夕方までに手がかりが見つからなければ、こちらで預かることも考えていたけれど、あっさりと飼い主が見つかった。
私たちと入れ替わる形で交番から出てきた女性。その人が、このハスキーの飼い主だった。
なんでも、一緒に休暇を楽しもうとこの街に連れてきたところ、突然走り出し、そのまま迷子になってしまったとか。
ちなみに、ハスキーの名前はレオだそうだ。
女性は何度も何度も私たちにありがとうと言い、お礼をしたいから名前や宿泊先を教えて欲しい、と言ってくれた。
気持ちはありがたいけど、王族とその妻のお忍び旅行だから、それはちょっと難しい。
どうしようかと思っていると、ジークベルトが前に出て、
「あなたとレオくんが無事再会できた。僕たちはそれで十分です。それに、お礼も既にもらっています。あなたたちの嬉しそうな表情こそが、なににも勝るお礼ですよ。これ以上いただくなんて、とんでもない」
なんて風にかわした。
おまけにサングラスを上にずらして微笑んだものだから、女性はもう「はい……!」としか言えなくなっている。
……この人は、自分の武器をよくわかっている。
再会できたからそれでいいとか、嬉しそうな表情がお礼になるとか。どちらもジークベルトの本音だと思う。
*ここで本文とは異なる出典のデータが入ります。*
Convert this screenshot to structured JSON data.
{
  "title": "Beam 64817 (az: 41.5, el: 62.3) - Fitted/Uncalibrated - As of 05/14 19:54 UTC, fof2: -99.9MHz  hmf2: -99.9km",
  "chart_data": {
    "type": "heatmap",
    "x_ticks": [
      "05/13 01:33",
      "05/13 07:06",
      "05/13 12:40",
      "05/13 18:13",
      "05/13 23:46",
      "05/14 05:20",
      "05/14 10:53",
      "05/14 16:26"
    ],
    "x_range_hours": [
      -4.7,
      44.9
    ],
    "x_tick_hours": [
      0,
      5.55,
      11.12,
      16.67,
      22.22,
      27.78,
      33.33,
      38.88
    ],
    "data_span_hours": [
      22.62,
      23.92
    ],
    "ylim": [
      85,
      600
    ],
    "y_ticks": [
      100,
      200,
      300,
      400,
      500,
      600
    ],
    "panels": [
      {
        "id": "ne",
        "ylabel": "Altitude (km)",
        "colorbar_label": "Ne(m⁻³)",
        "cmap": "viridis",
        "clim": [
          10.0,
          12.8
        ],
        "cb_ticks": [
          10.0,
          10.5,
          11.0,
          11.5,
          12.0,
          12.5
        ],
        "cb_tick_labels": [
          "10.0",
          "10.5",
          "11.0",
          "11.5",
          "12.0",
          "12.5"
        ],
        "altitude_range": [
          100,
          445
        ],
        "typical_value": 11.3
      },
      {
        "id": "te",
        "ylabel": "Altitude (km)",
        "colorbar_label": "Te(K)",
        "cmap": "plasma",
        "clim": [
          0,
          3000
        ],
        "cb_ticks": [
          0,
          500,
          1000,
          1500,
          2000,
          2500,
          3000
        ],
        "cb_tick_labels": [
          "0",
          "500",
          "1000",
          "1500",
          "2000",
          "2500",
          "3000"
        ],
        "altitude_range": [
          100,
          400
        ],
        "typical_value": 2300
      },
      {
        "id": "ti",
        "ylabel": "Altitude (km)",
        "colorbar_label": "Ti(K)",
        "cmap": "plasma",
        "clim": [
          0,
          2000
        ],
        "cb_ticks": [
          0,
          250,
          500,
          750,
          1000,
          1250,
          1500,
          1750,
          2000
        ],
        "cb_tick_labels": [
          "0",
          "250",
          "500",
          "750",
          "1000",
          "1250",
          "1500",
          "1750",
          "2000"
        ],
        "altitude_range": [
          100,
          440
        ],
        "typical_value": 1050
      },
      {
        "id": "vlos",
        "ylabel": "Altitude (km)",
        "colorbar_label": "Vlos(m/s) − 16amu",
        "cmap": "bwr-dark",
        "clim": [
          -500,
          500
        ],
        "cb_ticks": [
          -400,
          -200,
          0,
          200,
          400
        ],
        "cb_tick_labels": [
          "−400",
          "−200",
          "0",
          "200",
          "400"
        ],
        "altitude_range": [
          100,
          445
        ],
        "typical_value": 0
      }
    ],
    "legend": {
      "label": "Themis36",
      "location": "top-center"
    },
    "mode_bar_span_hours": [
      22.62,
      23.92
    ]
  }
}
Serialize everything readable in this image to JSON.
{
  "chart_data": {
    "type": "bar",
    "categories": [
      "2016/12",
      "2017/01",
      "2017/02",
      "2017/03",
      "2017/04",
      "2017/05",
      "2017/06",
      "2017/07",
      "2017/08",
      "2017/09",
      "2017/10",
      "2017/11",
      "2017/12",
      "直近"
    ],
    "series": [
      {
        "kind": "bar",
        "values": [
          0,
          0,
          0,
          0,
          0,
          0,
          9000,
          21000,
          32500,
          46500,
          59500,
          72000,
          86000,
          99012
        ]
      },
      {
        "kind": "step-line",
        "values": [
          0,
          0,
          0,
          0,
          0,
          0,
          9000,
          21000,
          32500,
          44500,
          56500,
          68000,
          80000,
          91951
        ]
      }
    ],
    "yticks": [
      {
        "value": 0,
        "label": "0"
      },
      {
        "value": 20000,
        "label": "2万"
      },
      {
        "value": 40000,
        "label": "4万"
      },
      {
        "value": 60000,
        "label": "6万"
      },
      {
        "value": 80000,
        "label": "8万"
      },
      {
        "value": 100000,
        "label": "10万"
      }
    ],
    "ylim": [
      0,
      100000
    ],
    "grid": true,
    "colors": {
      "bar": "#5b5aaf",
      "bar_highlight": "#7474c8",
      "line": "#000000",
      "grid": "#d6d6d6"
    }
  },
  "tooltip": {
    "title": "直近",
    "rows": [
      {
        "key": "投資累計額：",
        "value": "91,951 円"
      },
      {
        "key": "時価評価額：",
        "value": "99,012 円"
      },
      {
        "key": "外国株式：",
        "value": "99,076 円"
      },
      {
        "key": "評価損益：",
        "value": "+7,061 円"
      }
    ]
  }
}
でも、なんとなく……。なんとなあく、「この男……」と思ってしまった。
徐々に小さくなる一人と一匹に手を振りながら、ちょっと冷たい声を出してみる。
「……流石ジークベルトさん。犬に人気。女性にも大人気」
「なんか棘があるなあ……」
「……でも」
「ん?」
「そういうところも……好き」
「……!」
動物に好かれやすいところも、人に任せず自分で動いたところも、相手を傷つけずに上手く断るところも。……更に言えば、今の私の一言で喜んでいるところも。
どれも、この人のことを好きだと思わせる要素でしかない。
今日だけで、どれだけ彼への想いが積みあがったんだろう。